Aangezien ik, Heer, in de steppen van Azië, geen brood, geen wijn, geen altaar heb, zal ik boven de symbolen uitstijgen, tot de absolute grootsheid van de Werkelijkheid. Ik, uw priester, zal U, op het altaar van de hele Aarde, het werk en het verdriet van de Wereld aanbieden.
De zon heeft zojuist de uiterste rand van het oostelijk deel van het land verlicht. Opnieuw, onder het verzengende vuur van de velden, ontwaakt het levende lichaam van de Aarde, huivert het en begint het opnieuw aan haar verontrustende werk. Ik leg op mijn pateen, mijn God, de oogst die van deze nieuwe inspanning wordt verwacht.
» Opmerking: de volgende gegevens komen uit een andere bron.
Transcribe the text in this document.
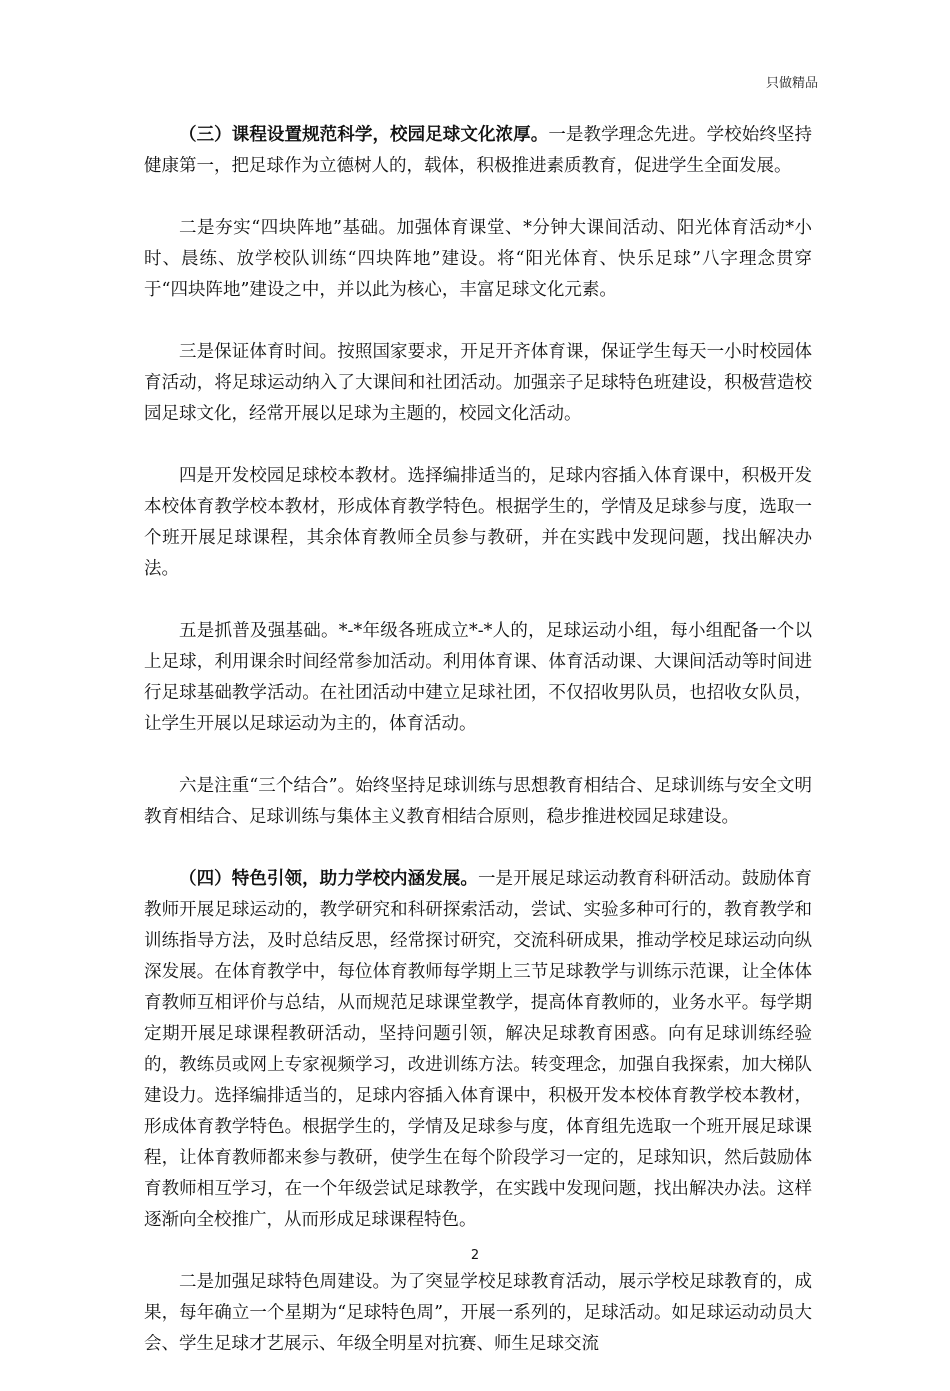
只做精品

（三）课程设置规范科学，校园足球文化浓厚。一是教学理念先进。学校始终坚持健康第一，把足球作为立德树人的，载体，积极推进素质教育，促进学生全面发展。

二是夯实“四块阵地”基础。加强体育课堂、*分钟大课间活动、阳光体育活动*小时、晨练、放学校队训练“四块阵地”建设。将“阳光体育、快乐足球”八字理念贯穿于“四块阵地”建设之中，并以此为核心，丰富足球文化元素。

三是保证体育时间。按照国家要求，开足开齐体育课，保证学生每天一小时校园体育活动，将足球运动纳入了大课间和社团活动。加强亲子足球特色班建设，积极营造校园足球文化，经常开展以足球为主题的，校园文化活动。

四是开发校园足球校本教材。选择编排适当的，足球内容插入体育课中，积极开发本校体育教学校本教材，形成体育教学特色。根据学生的，学情及足球参与度，选取一个班开展足球课程，其余体育教师全员参与教研，并在实践中发现问题，找出解决办法。

五是抓普及强基础。*-*年级各班成立*-*人的，足球运动小组，每小组配备一个以上足球，利用课余时间经常参加活动。利用体育课、体育活动课、大课间活动等时间进行足球基础教学活动。在社团活动中建立足球社团，不仅招收男队员，也招收女队员，让学生开展以足球运动为主的，体育活动。

六是注重“三个结合”。始终坚持足球训练与思想教育相结合、足球训练与安全文明教育相结合、足球训练与集体主义教育相结合原则，稳步推进校园足球建设。

（四）特色引领，助力学校内涵发展。一是开展足球运动教育科研活动。鼓励体育教师开展足球运动的，教学研究和科研探索活动，尝试、实验多种可行的，教育教学和训练指导方法，及时总结反思，经常探讨研究，交流科研成果，推动学校足球运动向纵深发展。在体育教学中，每位体育教师每学期上三节足球教学与训练示范课，让全体体育教师互相评价与总结，从而规范足球课堂教学，提高体育教师的，业务水平。每学期定期开展足球课程教研活动，坚持问题引领，解决足球教育困惑。向有足球训练经验的，教练员或网上专家视频学习，改进训练方法。转变理念，加强自我探索，加大梯队建设力。选择编排适当的，足球内容插入体育课中，积极开发本校体育教学校本教材，形成体育教学特色。根据学生的，学情及足球参与度，体育组先选取一个班开展足球课程，让体育教师都来参与教研，使学生在每个阶段学习一定的，足球知识，然后鼓励体育教师相互学习，在一个年级尝试足球教学，在实践中发现问题，找出解决办法。这样逐渐向全校推广，从而形成足球课程特色。

二是加强足球特色周建设。为了突显学校足球教育活动，展示学校足球教育的，成果，每年确立一个星期为“足球特色周”，开展一系列的，足球活动。如足球运动动员大会、学生足球才艺展示、年级全明星对抗赛、师生足球交流

2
Ik giet in mijn kelk het sap van alle vruchten die vandaag worden geperst.
Mijn kelk en mijn pateen zijn de diepten van mijn ziel die wijd openstaat voor alle bewegingen die in een oogwenk uit alle hoeken van de wereld zullen opstijgen en zullen samenvloeien in de richting van de Geest.
Laat ze daarom tot mij komen, de gedachtenis en de mystieke aanwezigheid
van hen die door het licht tot een nieuwe dag worden gewekt.
Een voor een, Heer, zie ik ze en houd ik van ze. (...)
Ik roep ze op, de naamloze groepen die de ontelbare menigte van de levenden vormen; zij die komen en zij die gaan; vooral zij die, in waarachtigheid of door dwaling, in hun kantoor, hun laboratorium of andere werkplaats,
geloven in de vooruitgang der dingen, en vandaag het licht hartstochtelijk zullen nastreven.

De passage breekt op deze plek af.